Setup: alone in the boarding school classroom, the boys Jennings and Darbishire decide to play just one cricket bowl — with the blackboard duster as a ball…
“It was unfortunate that Mr. Wilkins should choose that precise moment to enter the room… For as he opened the door, the misguided missile struck the lintel above his head, dropped neatly on to his right shoulder, and left him choking and gasping in a blizzard of chalk dust, as thick as a snow storm on the South Col of Mount Everest. For some moments Jennings and Darbishire stared at the blizzard-bound master in speechless dismay. (…)
He glared at the boys through the powdery pall and held out his hand for the bat. (…)

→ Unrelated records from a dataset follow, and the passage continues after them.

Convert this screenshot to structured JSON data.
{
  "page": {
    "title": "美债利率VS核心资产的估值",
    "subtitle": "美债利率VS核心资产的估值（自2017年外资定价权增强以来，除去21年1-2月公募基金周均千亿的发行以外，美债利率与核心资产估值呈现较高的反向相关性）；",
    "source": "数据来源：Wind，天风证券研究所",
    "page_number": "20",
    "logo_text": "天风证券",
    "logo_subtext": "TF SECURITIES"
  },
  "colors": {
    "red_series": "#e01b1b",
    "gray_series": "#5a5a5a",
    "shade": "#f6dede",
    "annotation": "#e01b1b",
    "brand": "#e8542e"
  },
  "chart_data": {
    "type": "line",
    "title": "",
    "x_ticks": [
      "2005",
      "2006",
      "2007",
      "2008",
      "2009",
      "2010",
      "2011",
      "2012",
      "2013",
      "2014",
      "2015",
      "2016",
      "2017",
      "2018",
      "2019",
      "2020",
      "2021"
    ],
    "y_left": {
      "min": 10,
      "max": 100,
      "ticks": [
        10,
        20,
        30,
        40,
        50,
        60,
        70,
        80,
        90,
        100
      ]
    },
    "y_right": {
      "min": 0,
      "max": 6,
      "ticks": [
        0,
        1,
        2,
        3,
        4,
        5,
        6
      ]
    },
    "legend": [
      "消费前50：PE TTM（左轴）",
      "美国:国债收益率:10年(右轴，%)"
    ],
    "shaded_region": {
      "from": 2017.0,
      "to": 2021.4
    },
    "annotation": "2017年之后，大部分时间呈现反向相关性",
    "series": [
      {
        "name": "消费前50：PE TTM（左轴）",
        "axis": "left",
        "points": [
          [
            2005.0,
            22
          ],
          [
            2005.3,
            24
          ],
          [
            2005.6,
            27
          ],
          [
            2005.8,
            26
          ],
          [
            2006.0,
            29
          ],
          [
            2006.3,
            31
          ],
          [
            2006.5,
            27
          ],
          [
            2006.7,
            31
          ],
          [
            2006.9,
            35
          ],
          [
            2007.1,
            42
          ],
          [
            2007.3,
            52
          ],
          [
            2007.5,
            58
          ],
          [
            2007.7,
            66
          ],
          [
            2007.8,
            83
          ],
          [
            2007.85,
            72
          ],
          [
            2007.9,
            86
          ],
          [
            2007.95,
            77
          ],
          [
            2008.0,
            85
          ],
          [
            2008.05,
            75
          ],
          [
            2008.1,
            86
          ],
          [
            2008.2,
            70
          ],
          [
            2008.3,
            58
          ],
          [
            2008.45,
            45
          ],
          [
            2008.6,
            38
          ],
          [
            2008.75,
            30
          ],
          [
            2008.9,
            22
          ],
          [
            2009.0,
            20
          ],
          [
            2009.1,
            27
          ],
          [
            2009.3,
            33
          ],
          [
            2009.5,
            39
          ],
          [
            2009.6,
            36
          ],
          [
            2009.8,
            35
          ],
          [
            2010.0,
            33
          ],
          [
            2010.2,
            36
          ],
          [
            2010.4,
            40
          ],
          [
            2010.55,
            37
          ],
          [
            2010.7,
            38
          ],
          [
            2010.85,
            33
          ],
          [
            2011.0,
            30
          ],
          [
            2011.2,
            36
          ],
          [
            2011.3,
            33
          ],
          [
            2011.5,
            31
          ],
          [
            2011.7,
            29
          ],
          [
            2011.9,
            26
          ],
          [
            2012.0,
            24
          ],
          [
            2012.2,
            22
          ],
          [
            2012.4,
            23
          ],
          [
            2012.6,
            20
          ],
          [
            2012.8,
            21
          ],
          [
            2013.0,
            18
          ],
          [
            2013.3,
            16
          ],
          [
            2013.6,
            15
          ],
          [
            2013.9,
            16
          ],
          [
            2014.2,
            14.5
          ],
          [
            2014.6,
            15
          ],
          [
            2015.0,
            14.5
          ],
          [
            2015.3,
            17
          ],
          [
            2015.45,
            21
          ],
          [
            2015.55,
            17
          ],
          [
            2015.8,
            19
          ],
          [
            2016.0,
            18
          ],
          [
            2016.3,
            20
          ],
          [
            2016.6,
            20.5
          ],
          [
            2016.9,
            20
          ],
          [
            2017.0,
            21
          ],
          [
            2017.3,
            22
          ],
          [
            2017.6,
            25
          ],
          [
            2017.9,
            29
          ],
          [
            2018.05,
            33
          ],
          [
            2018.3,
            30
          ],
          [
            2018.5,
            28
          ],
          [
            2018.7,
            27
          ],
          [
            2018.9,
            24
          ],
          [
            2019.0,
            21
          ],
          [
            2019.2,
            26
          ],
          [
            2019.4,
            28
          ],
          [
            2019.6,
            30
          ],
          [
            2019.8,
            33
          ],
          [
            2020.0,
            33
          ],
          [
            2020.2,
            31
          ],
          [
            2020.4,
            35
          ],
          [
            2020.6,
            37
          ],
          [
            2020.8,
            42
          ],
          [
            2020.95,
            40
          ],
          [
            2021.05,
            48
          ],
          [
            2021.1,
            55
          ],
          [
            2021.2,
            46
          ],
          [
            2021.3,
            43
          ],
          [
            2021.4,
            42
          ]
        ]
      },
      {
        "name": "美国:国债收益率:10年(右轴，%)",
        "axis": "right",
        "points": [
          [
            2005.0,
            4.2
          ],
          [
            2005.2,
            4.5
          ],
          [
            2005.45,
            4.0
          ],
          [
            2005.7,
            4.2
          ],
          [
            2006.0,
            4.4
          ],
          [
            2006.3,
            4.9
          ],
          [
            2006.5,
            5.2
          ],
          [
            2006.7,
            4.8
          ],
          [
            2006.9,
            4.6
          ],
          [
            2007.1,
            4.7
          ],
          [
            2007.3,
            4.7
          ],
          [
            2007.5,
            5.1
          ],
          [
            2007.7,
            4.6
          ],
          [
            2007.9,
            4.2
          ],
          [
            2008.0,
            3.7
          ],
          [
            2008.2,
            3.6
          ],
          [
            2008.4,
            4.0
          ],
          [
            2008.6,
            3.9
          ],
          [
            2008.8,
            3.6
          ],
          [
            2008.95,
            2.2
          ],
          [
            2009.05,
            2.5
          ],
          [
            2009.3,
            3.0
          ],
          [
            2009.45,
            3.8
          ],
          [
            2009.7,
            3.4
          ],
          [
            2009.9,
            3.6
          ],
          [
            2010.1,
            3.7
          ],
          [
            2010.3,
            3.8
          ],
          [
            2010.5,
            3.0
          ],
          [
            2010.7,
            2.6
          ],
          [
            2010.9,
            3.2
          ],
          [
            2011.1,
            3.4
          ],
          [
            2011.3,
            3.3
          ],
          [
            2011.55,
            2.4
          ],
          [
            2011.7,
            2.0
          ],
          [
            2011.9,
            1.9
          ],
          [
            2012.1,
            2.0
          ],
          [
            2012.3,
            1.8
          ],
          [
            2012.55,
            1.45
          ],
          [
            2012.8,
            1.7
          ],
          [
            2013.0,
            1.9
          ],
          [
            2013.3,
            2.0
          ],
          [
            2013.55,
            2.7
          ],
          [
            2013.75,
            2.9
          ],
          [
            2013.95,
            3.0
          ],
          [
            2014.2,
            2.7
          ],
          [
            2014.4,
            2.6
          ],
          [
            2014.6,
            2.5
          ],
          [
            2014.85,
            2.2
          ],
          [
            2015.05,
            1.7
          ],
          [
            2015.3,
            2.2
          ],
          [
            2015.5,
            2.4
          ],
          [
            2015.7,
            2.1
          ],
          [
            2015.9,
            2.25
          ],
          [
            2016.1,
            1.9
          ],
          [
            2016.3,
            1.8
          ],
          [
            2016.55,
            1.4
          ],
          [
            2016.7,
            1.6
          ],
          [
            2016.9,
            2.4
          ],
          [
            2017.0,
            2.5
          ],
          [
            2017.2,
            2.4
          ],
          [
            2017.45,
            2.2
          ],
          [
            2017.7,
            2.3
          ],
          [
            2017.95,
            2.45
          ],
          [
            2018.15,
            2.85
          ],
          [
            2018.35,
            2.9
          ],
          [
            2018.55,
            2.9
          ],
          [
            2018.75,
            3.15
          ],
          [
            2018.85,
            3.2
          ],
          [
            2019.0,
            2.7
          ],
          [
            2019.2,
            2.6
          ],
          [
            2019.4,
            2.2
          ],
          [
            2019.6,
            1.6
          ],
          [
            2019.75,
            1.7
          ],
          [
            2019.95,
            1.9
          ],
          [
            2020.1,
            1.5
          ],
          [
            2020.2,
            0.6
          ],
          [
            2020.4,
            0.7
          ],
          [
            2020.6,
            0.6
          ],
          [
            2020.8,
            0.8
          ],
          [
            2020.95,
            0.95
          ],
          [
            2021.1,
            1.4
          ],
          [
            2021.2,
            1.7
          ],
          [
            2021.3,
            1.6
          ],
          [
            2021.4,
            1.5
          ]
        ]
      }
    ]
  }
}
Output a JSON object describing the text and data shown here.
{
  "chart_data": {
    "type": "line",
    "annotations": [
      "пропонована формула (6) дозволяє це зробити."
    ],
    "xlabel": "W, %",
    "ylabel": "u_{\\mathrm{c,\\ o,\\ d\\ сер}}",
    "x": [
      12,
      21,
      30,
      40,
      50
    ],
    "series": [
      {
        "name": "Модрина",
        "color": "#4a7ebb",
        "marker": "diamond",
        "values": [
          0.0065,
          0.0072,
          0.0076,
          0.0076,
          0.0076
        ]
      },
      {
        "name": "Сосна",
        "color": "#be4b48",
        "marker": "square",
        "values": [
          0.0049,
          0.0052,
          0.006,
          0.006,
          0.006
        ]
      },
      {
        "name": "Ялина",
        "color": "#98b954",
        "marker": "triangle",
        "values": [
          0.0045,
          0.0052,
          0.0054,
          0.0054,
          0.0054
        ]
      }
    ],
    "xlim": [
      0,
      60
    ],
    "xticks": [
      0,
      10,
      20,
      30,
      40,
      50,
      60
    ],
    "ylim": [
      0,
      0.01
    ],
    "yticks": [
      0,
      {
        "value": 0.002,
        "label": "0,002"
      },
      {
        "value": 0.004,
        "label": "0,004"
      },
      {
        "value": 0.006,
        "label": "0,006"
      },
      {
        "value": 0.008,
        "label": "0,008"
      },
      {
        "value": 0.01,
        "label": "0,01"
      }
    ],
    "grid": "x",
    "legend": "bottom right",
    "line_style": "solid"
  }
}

It has been said that Mr. Wilkins suffered from a kind heart. He was aware of this, and did his utmost to ignore its promptings (…) “Let them off more lightly: give them some other form of punishment,” urged the Kind Heart (…)
He stood frowning with disapproval as Darbishire blew his nose to conceal his grief, and Jennings tottered out of the room in a daze of despair.”
Besides Buckeridge’s deft use of verbs, did you notice how he creates humour? Of course he does it in many ways, but one of them is by using a metaphor, comparison, or other figure of speech in one sentence — then repeating it in the next sentences slightly off-context, as if it were a fact instead of an image.
Here, he does that by talking about the “blizzard of chalk dust” that falls on Mr. Wilkins — then referring to him as “the blizzard-bound master”. He does it again when he says Mr. Wilkins suffers from a kind heart — then capitalizes that Kind Heart and gives it an independent voice.
It’s a simple trick, but it works. If you want to have a laugh, read a Jennings book. Any of them. It’s guaranteed hilarity.